Tapaktuan, KBBACEH.news – Keunikan Goa Batee Meucanang di Gampong Batee Meucanang, Kecamatan Labuhanhaji Barat, Kabupaten Aceh Selatan itu, telah menjadi daya tarik kunjungan wisatawan.
Para wisatawan baik dari Aceh Selatan maupun kabupaten tetangga dan wilayah lainnya di Aceh, bakal betah berlama-lama setelah menyaksikan keunikan tersembunyi di dalam goa batee meucanang.
Atas potensi yang dimiliki objek wisata tersebut, Pemerintah Kabupaten (Pemkab) Aceh Selatan melalui Dinas Pariwisata, akan terus membenahi kawasan wisata itu dengan membangun fasilitas pendukung.
“Memang ada keunikan tersendiri di goa batee meucanang, dulu batunya di sana berbunyi dia berdering, suaranya itu seperti canang,” kata Kepala Dinas Pariwisata Aceh Selatan, Muchsin ST saat wawancara khusus dengan KBBACEH.news di Tapaktuan, Kamis (16/2/2023).
Disebutkan, dikawasan objek wisata Batee Meucanang itu banyak memilki potensi yang menarik untuk dikunjungi, ada aliran sungai yang sangat jernih dan dibawahnya juga ada air terjun.

“Kalau kita berwisata ke sana, selain dapat menikmati keindahan goanya, kita juga akan menikmati pemandian air terjun, sehingga untuk wisata keluarga sangat cocok,” ucapnya.
Muchsin menuturkan, dalam goa batee meucanang banyak stalakmit dan stalaktit jika diketuk pakai tangan mengeluarkan bunyi seperti suara canang. Goa ini berukuran sekira 20 meter persegi dengan ketinggian sekitar 15 meter dari badan jalan.
Lebih uniknya, goa batee meucanang memiliki dua pintu masuk, pintu masuk pertama sangat sempit muat untuk satu orang dan pintu kedua sangat lebar merupakan untuk pintu keluar.
“Dalam goa sangat gelap untuk menyaksikan keindahannya kita perlu menyiapkan senter atau alat penerangan. Goa ini memiliki sejarah. Oleh karena itu kita mengharapkan kepada masyarakat setempat supaya menjaga keasriannya,” ujarnya.

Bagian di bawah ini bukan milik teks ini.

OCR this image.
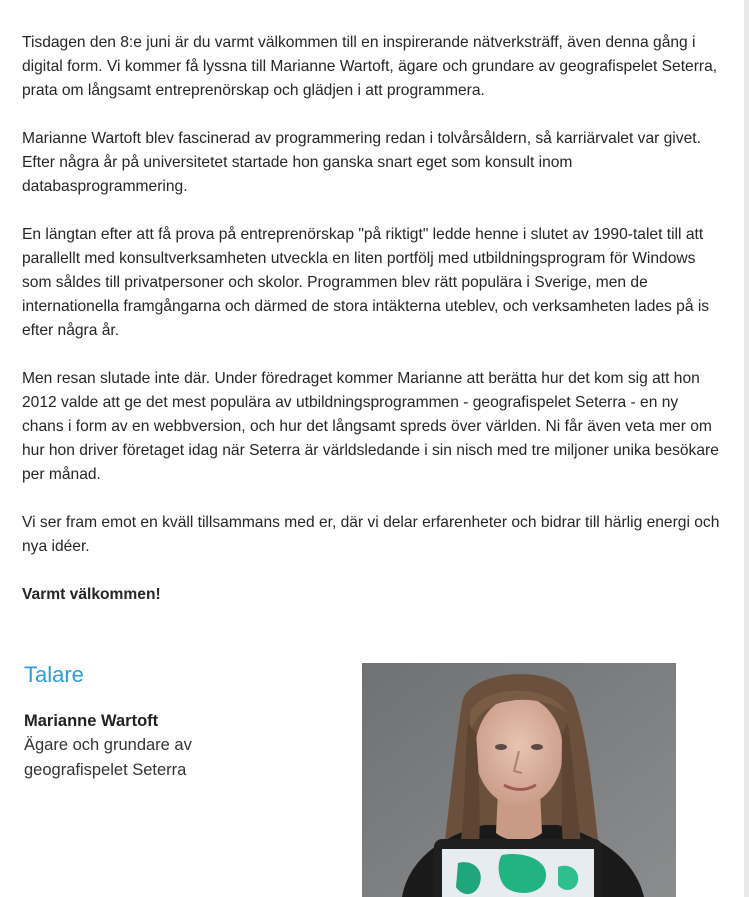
Tisdagen den 8:e juni är du varmt välkommen till en inspirerande nätverksträff, även denna gång i digital form. Vi kommer få lyssna till Marianne Wartoft, ägare och grundare av geografispelet Seterra, prata om långsamt entreprenörskap och glädjen i att programmera.

Marianne Wartoft blev fascinerad av programmering redan i tolvårsåldern, så karriärvalet var givet. Efter några år på universitetet startade hon ganska snart eget som konsult inom databasprogrammering.

En längtan efter att få prova på entreprenörskap "på riktigt" ledde henne i slutet av 1990-talet till att parallellt med konsultverksamheten utveckla en liten portfölj med utbildningsprogram för Windows som såldes till privatpersoner och skolor. Programmen blev rätt populära i Sverige, men de internationella framgångarna och därmed de stora intäkterna uteblev, och verksamheten lades på is efter några år.

Men resan slutade inte där. Under föredraget kommer Marianne att berätta hur det kom sig att hon 2012 valde att ge det mest populära av utbildningsprogrammen - geografispelet Seterra - en ny chans i form av en webbversion, och hur det långsamt spreds över världen. Ni får även veta mer om hur hon driver företaget idag när Seterra är världsledande i sin nisch med tre miljoner unika besökare per månad.

Vi ser fram emot en kväll tillsammans med er, där vi delar erfarenheter och bidrar till härlig energi och nya idéer.

Varmt välkommen!

Talare
Marianne Wartoft
Ägare och grundare av geografispelet Seterra
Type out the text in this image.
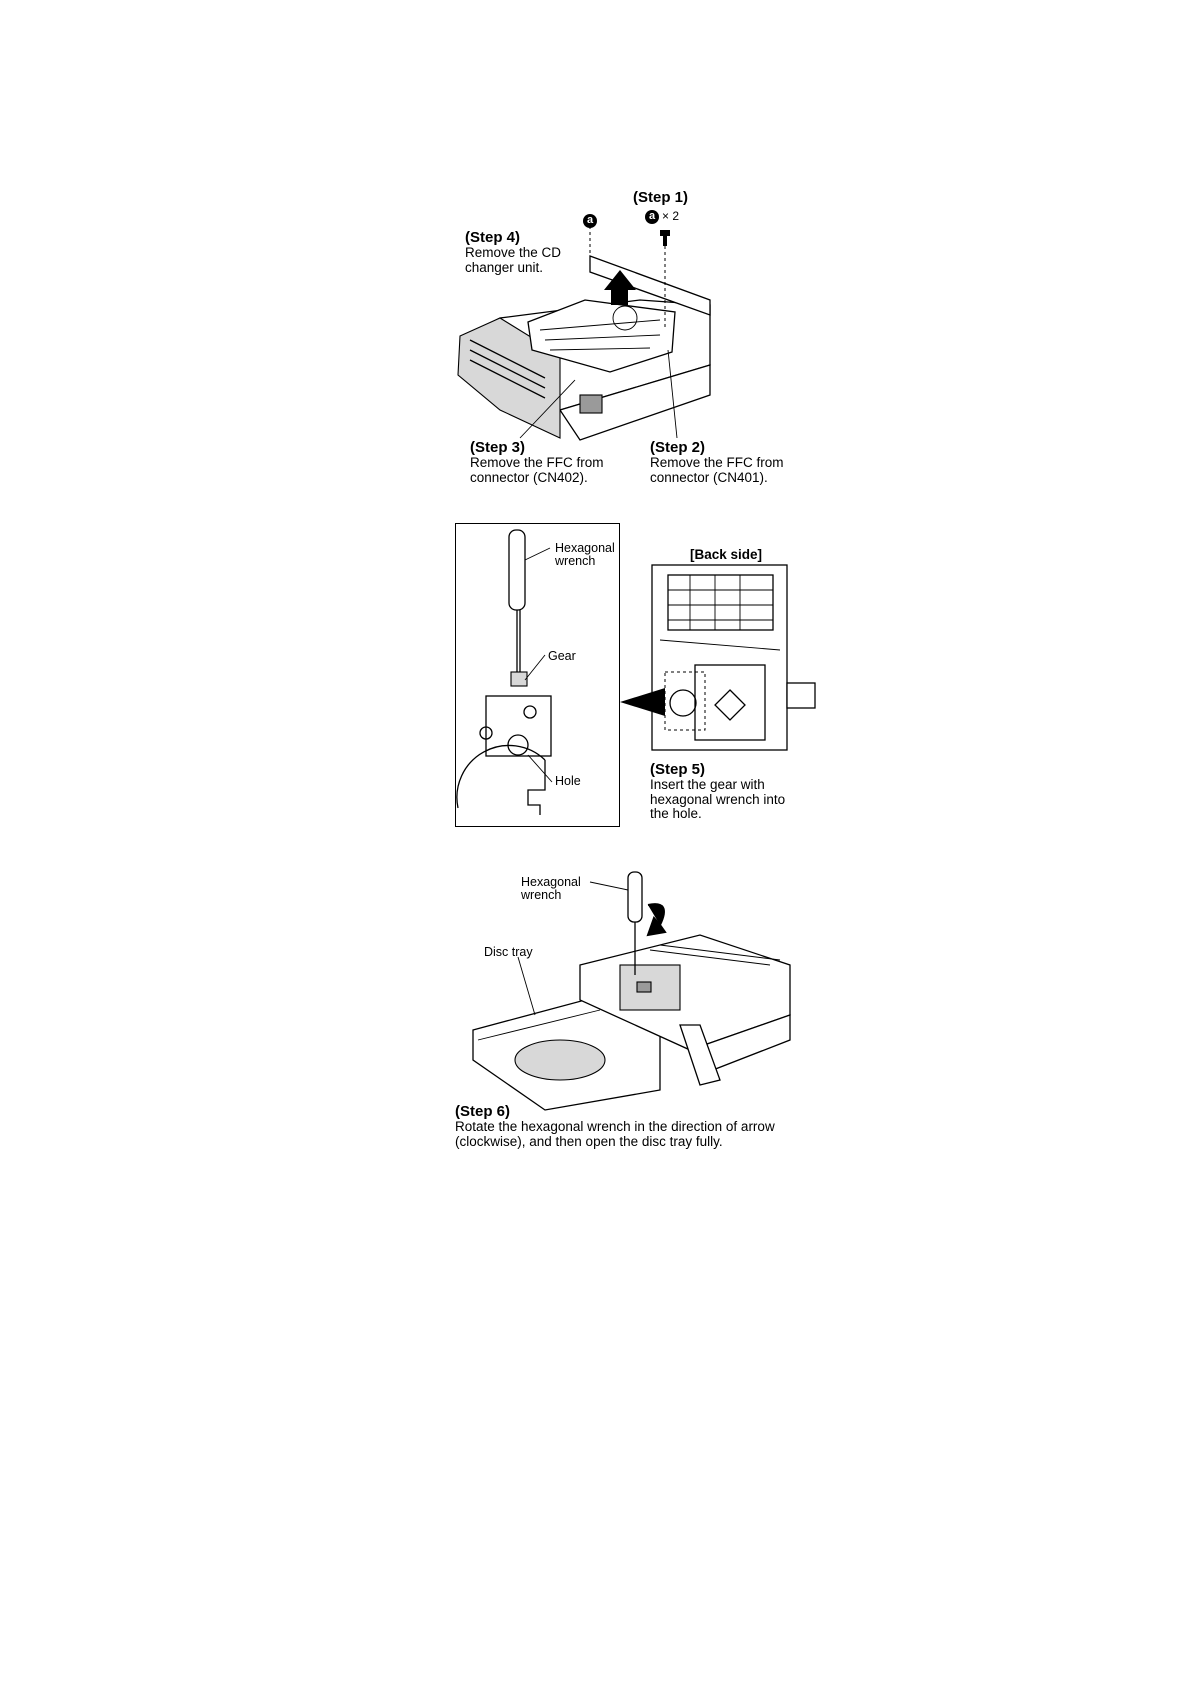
(Step 1)
a × 2
a
(Step 4)
Remove the CD
changer unit.
(Step 3)
Remove the FFC from
connector (CN402).
(Step 2)
Remove the FFC from
connector (CN401).
Hexagonal
wrench
Gear
Hole
[Back side]
(Step 5)
Insert the gear with
hexagonal wrench into
the hole.
Hexagonal
wrench
Disc tray
(Step 6)
Rotate the hexagonal wrench in the direction of arrow
(clockwise), and then open the disc tray fully.
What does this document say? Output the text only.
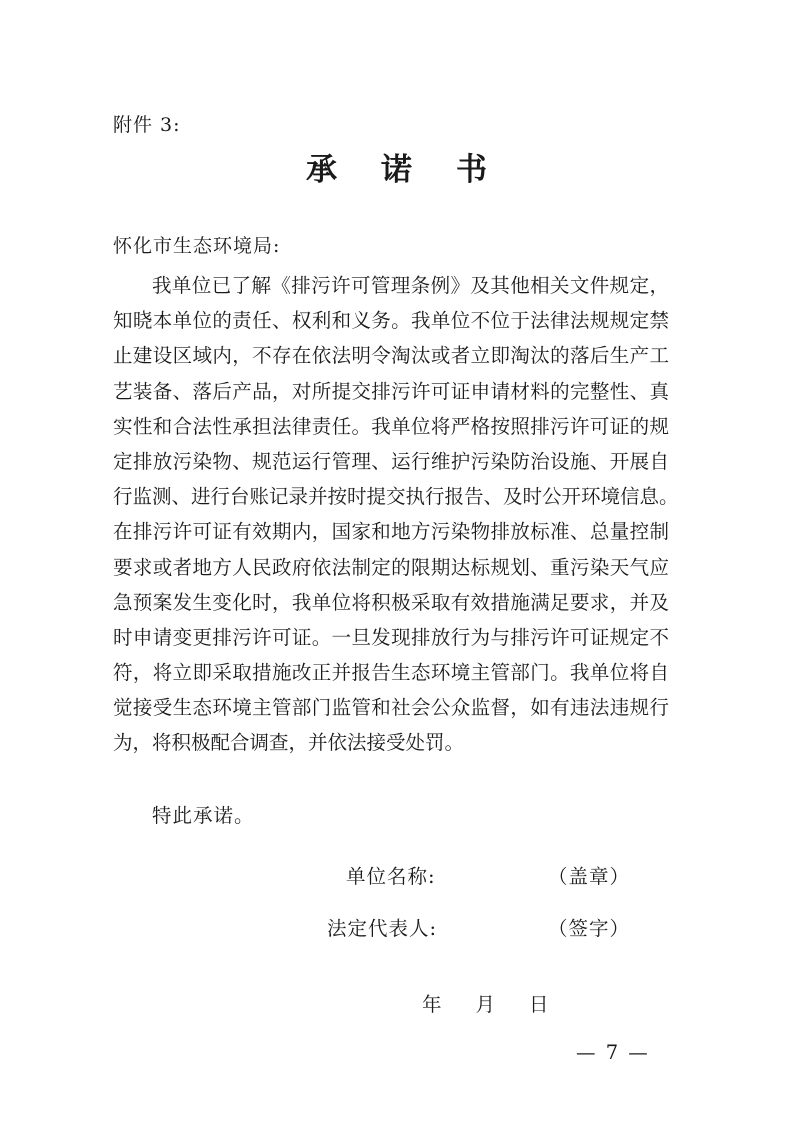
附件 3:
承 诺 书
怀化市生态环境局:
我单位已了解《排污许可管理条例》及其他相关文件规定，
知晓本单位的责任、权利和义务。我单位不位于法律法规规定禁
止建设区域内，不存在依法明令淘汰或者立即淘汰的落后生产工
艺装备、落后产品，对所提交排污许可证申请材料的完整性、真
实性和合法性承担法律责任。我单位将严格按照排污许可证的规
定排放污染物、规范运行管理、运行维护污染防治设施、开展自
行监测、进行台账记录并按时提交执行报告、及时公开环境信息。
在排污许可证有效期内，国家和地方污染物排放标准、总量控制
要求或者地方人民政府依法制定的限期达标规划、重污染天气应
急预案发生变化时，我单位将积极采取有效措施满足要求，并及
时申请变更排污许可证。一旦发现排放行为与排污许可证规定不
符，将立即采取措施改正并报告生态环境主管部门。我单位将自
觉接受生态环境主管部门监管和社会公众监督，如有违法违规行
为，将积极配合调查，并依法接受处罚。
特此承诺。
单位名称:	（盖章）
法定代表人:	（签字）
年 月 日
— 7 —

Menjawab pertanyaan terkait langkah-langkah apa saja yang harus dilakukan oleh pemkab untuk membenahi objek wisata Batee Meucanang yang belakangan ini viral itu, Muchsin menyatakan, fasilitasnya sudah lengkap, seperti jalan menuju ke lokasi sudah beraspal dan sangat bagus.
“Di lokasi sekarang sudah ada beberapa pedagang makanan atau kuliner. Mungkin di sana ada beberapa hal yang perlu kita tingkatkan nanti untuk kenyamanan pengunjung, seperti area parkir mungkin perlu penambahan,” paparnya.
Selain itu, sambungnya, jug perlu dibenahi seperti MCK yang sudah lama perlu direhab termasuk mushala di kawasan objek wisata dimaksud juga perlu direhab.
“Tetapi untuk peningkatan semua fasilitas tersebut perlu adanya dukungan dan kerjasama dengan pihak gampong,” tutupnya. (Red).